New Year's Eve traditions

A well-known but almost-extinct Capodanno tradition (in Rome at least) involves people throwing old objects out the window, symbolising their readiness to welcome in the new year.
Another Italian superstition holds that wearing red underwear when the clock strikes midnight will bring good luck for the year ahead.

Getting home

Metro services run until 02.30 on New Year's Eve (early hours of 1 Jan), substituted from 03.30 until 08.00 with nightbuses.

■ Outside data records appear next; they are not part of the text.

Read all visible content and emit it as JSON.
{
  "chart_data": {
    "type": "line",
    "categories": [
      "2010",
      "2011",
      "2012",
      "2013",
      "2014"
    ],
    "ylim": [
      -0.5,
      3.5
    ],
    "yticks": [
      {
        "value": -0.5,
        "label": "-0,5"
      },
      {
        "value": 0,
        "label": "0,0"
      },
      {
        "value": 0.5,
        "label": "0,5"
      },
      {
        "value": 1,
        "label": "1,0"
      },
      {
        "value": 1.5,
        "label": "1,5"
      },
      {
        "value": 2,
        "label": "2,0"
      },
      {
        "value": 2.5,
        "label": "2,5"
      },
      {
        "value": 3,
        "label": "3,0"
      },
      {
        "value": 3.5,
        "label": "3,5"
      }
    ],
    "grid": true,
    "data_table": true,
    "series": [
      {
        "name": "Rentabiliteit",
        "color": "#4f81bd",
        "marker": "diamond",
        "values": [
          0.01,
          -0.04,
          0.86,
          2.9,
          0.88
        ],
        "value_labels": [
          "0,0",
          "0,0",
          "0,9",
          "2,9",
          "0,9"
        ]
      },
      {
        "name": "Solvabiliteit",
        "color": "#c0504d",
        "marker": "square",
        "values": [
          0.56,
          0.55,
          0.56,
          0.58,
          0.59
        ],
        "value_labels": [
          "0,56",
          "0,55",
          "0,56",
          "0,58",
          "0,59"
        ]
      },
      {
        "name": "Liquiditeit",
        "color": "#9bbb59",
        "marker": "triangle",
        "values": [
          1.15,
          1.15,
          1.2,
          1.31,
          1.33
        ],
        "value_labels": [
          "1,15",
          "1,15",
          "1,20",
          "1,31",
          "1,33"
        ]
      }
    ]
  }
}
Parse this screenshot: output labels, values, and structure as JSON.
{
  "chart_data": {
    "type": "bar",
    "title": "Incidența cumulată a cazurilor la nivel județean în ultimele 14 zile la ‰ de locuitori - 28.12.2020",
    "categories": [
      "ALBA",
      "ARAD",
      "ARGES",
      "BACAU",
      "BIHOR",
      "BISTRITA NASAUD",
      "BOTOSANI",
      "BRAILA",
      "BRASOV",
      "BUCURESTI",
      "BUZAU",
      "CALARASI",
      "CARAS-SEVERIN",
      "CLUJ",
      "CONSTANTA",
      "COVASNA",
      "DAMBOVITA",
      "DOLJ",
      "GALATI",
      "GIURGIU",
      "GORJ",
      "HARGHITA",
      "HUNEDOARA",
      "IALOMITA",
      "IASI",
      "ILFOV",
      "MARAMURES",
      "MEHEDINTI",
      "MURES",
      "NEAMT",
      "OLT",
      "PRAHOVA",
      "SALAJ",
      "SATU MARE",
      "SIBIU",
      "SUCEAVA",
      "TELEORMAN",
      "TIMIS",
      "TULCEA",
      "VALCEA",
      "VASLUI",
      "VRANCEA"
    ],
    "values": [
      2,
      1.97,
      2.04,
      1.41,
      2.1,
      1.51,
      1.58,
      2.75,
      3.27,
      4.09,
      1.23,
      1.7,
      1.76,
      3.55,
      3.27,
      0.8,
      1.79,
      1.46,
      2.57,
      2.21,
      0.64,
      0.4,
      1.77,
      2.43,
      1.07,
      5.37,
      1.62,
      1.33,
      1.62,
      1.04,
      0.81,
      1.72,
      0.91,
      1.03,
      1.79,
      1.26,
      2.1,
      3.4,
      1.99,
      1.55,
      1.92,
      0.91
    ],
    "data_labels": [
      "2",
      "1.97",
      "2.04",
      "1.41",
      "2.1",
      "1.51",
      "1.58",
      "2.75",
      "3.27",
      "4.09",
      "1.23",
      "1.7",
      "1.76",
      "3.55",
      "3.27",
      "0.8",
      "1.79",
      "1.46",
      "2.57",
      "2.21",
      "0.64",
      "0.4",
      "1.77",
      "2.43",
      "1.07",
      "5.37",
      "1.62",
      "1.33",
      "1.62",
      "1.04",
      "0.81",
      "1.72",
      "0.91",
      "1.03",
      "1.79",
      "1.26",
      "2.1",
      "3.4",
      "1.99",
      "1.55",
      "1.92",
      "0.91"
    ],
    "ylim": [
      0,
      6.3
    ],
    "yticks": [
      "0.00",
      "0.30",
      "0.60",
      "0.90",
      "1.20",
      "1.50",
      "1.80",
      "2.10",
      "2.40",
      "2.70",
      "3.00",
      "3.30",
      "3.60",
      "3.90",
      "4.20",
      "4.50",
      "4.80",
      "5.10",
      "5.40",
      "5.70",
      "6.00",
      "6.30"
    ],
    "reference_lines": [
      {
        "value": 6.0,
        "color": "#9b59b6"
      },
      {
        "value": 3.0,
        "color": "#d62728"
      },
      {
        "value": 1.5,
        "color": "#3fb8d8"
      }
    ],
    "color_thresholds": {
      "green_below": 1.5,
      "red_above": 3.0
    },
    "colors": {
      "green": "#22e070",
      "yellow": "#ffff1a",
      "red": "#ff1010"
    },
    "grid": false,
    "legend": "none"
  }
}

On New Year's Day, Rome's public transport network resumes at 08.00 and follows the normal festivo timetable.

New Year's Day Parade

 

Some of America's best-known high school marching bands will stage a free, family-orientated parade in central Rome on 1 January to celebrate New Year's Day.
The annual event involves US marching bands joining forces with Italian musical folk groups to perform alongside majorettes, street performers, dancers and historical re-enactors, starting in Piazza del Popolo at 15.30.

Capodarte

Rome will mark New Year’s Day with Capodarte, a programme of more than 80 free cultural events taking place across the city.

Plunge into the Tiber?

One of the city’s most unusual spectacles on New Year’s Day is the Tuffo nel Tevere.At midday daredevil divers thrill the crowds by making the 17-metre plunge off Ponte Cavour into the icy waters of the Tiber below.